In 2011, after completing a master’s degree at the seminary, Peacock joined the pastoral team of a 180-person church in Calgary, Calvary Grace Church, where he is one of five pastors — each of whom preach and teach — and particularly leads ministries for men, missions and marriage. These three areas reflect Peacock’s particular burdens for manhood, particularly how biblical structures play out in day-to-day life. Football, Peacock told me, is a microcosm of culture. And so his years playing and working around the sport showed him shifts in manhood that, he thinks, reflect shifts in culture at-large. “I saw from the 80s to the 2000s, a difference in men,” he told me. “When I came in as younger player, it was: ‘I’m the new guy; I have to earn my stripes.’” He remembers cleaning out senior players’ sweaty, bloody equipment. “Men were men at a younger age then,” he said. Conversely, Peacock sees many of today’s footballers carrying a sense of entitlement and a lack of respect for teammates and for the process of developing. These young footballers, for Peacock, are paradigmatic of a broader phenomenon. He sees a “lack, too, of men in the church, a lack of men who know what it is to be a man of God and a pillar of the local church.”
Peacock told me he learned on the pitch the unifying power of a common goal among men. “There something about men being together, fighting for a greater cause,” he said. And, like the problematic shifts in manhood, he wants to connect this sport-reality to men in the church and foster it in his ministry. “We need divines, not dudes,” he told me. “We need men of weight like the divines of old, not light-weight men.” According to Peacock, weighty men look beyond — but not over — horizontal realities like manliness in family and work to a manhood in the created order, to living as God’s image in the world.
In his (rapidly growing) ministry, he regularly teaches on biblical manhood and preaches the gospel outside of his church in Canada and abroad all around the UK. And he emphasizes structures and relationships among the godhead that overflow into church leadership that, in turn, overflow into and men leading families and homes — what Peacock calls a “rigorous view” of a “consistent complementarianism.” In his teaching, Peacock makes the “connection between manhood and the authority and glory of God, which finds its apex in the gospel of Christ,” he told me. “When men get gripped by that vision and what they have been redeemed for, then, we must help them to see what this actually looks like on the ground in the home, church and workplace.
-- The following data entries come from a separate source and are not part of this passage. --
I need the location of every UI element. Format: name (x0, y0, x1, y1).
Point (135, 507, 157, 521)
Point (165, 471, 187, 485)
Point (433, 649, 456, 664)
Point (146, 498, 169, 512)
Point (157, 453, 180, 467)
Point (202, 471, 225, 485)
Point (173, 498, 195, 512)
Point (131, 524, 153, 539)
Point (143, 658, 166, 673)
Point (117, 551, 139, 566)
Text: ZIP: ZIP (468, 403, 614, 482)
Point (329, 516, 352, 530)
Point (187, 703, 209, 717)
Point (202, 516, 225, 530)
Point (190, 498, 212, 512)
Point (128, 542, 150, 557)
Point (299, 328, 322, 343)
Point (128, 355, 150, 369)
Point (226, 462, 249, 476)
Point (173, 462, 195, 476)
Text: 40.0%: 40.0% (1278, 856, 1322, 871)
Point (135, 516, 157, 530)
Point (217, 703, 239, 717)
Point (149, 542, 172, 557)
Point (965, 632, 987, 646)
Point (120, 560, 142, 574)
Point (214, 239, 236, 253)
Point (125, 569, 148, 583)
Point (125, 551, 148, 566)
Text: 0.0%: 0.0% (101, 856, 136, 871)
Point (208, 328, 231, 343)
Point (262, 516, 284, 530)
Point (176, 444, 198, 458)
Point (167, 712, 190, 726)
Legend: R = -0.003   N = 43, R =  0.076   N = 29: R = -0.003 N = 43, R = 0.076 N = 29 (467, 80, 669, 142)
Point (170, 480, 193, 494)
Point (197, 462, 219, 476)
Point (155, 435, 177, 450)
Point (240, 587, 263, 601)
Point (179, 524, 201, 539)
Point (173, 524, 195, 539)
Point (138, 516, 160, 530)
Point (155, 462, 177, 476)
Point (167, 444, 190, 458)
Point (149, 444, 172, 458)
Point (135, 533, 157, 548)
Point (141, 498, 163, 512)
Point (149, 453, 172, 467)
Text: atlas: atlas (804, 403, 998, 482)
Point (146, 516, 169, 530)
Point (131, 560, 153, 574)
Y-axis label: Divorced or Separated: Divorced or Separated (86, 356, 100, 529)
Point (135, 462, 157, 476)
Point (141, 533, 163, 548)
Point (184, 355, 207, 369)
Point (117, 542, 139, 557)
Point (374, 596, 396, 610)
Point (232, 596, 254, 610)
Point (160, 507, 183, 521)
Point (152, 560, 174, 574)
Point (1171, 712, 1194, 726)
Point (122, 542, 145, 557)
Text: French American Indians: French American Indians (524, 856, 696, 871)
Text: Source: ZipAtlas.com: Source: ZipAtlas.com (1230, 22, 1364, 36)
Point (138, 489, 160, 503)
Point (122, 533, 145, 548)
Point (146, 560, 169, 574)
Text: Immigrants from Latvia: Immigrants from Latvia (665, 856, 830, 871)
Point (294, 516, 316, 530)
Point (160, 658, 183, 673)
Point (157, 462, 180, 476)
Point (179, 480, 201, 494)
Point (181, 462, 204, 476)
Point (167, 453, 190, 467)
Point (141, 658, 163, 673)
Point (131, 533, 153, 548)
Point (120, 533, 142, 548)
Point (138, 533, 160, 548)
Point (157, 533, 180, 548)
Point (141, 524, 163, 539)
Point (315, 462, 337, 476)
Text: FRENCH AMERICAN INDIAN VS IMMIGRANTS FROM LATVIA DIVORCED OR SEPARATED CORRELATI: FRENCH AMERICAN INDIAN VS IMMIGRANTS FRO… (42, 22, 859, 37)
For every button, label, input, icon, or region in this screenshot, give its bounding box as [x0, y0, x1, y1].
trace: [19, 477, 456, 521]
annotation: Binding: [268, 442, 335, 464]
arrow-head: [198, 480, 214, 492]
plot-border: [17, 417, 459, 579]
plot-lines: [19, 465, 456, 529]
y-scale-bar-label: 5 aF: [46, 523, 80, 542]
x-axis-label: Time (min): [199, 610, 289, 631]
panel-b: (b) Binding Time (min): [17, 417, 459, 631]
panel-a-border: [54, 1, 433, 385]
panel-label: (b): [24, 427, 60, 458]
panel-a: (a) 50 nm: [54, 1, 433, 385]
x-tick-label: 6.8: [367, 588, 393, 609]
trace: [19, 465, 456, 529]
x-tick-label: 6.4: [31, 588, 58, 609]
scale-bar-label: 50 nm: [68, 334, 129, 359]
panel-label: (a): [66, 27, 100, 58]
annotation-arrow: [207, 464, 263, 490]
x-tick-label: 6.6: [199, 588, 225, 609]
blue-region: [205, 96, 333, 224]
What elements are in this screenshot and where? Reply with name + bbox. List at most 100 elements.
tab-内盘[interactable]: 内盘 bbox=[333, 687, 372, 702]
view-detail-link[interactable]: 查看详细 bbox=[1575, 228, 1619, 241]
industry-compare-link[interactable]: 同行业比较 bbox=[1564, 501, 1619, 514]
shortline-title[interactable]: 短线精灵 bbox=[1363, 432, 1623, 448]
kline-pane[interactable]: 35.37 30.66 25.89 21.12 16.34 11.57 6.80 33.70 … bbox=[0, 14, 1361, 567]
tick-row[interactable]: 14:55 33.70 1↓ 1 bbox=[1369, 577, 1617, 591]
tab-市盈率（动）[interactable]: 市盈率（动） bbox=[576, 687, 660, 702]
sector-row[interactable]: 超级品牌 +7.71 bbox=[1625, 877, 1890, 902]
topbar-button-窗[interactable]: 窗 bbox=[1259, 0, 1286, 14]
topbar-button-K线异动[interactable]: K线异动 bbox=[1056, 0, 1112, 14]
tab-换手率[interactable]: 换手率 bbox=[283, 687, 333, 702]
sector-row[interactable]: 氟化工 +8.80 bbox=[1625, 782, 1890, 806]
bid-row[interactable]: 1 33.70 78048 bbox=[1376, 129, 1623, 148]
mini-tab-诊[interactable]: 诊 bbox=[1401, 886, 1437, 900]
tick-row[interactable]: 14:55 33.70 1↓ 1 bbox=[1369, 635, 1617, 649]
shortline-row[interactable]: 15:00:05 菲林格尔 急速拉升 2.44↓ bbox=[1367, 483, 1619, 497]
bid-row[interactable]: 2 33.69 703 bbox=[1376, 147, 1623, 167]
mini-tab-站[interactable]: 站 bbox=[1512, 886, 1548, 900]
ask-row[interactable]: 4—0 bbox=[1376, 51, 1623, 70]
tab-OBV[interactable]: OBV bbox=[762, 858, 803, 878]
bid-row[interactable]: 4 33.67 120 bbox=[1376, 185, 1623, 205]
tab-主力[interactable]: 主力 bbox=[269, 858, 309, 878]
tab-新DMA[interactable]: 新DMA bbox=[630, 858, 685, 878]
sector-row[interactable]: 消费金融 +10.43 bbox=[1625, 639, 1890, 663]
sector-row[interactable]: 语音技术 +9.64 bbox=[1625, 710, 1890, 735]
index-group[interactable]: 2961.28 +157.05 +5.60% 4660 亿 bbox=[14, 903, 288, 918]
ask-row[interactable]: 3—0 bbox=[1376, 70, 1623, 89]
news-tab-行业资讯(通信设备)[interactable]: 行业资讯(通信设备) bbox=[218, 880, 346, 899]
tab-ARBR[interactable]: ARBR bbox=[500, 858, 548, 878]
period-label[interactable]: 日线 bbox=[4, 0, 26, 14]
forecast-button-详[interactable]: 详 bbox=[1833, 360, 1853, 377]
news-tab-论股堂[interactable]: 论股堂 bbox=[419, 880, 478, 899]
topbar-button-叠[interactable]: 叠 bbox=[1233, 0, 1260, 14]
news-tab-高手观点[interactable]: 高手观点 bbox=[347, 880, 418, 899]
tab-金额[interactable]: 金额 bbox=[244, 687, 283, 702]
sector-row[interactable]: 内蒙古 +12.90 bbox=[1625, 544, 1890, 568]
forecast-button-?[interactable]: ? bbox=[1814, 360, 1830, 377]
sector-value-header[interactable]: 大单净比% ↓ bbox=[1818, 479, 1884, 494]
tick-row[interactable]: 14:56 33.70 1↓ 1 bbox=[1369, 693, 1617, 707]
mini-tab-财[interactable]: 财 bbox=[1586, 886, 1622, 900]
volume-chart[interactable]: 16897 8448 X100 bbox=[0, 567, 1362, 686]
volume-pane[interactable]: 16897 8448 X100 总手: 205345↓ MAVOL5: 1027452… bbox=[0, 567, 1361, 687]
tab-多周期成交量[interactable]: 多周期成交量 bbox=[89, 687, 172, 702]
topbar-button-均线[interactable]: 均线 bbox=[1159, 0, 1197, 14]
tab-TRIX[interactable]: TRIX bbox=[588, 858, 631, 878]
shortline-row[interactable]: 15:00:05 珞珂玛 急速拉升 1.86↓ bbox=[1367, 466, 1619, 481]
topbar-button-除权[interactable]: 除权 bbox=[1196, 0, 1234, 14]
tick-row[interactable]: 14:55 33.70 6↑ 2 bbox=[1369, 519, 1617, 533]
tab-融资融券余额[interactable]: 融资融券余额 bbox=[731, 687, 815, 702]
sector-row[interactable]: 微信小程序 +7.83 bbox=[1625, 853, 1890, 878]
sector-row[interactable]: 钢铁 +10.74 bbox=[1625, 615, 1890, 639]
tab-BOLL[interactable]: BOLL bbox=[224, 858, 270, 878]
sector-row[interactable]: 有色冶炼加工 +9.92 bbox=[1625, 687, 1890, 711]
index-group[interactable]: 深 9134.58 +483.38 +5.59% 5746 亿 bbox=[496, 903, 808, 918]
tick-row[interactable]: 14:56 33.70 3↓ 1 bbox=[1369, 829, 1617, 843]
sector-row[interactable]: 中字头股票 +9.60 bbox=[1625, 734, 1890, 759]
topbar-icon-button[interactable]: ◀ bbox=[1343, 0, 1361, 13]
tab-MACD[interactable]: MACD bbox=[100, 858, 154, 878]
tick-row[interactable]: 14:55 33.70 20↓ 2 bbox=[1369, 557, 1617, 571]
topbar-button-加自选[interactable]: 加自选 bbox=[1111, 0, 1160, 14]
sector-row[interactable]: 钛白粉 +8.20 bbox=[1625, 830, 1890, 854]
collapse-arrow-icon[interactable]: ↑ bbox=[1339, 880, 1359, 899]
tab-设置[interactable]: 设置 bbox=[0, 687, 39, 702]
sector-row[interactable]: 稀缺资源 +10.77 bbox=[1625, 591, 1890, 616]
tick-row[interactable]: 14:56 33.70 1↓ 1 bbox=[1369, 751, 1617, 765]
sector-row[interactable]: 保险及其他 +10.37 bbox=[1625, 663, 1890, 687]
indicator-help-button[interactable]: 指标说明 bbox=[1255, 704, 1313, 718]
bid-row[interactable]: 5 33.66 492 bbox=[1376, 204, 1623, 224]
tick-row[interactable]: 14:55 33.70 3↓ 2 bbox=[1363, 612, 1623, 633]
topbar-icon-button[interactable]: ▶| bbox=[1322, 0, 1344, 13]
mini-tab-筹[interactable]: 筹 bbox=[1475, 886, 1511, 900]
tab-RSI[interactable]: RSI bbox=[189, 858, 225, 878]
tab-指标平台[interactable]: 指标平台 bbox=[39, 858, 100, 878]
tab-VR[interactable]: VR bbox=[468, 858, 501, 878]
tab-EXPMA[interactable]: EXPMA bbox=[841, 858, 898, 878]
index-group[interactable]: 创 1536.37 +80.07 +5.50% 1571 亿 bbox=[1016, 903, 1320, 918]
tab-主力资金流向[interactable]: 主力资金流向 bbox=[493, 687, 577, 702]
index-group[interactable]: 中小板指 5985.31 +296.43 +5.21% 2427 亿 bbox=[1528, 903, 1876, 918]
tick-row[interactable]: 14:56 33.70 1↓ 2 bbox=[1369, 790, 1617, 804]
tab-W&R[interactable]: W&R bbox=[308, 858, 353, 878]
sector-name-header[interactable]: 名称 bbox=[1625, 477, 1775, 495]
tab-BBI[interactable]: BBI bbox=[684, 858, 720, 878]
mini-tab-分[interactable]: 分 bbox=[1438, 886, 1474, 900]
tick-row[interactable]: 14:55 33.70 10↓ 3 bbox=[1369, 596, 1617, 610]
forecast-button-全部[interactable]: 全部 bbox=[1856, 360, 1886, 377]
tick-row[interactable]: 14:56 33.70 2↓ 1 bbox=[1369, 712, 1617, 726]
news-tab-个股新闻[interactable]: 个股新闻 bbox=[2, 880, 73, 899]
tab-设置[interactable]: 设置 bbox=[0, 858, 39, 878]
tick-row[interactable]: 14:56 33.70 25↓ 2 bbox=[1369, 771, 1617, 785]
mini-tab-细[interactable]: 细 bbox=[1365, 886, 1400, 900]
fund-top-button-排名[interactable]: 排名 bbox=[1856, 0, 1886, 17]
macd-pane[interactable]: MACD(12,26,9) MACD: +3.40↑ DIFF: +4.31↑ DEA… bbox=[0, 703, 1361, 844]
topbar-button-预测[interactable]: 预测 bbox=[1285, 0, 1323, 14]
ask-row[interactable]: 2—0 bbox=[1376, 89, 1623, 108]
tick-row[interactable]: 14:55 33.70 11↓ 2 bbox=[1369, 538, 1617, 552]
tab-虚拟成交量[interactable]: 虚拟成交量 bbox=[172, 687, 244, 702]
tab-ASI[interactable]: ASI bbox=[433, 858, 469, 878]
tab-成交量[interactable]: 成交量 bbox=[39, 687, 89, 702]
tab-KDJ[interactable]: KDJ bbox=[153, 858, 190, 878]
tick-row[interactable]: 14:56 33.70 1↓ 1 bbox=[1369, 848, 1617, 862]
Manhood is not about being macho its about being mature; it’s for sportsmen but it’s for all men in any walk of life. And it’s those kind of Christlike men that God will use to further his mission in the world.”
I could think that Peacock’s trajectory is away from manhood, somehow decreasing from the Gillette-commercial manliness of high-dollar spots on London television and the bloody-grass toughness of the Premier League. But, listening to him tell his story and discuss his passions, I actually think his quieter steps are his strongest. And maybe, now, his would-be trading card pictures manhood clearer than ever. Perhaps now is Gavin Peacock’s manliest moment.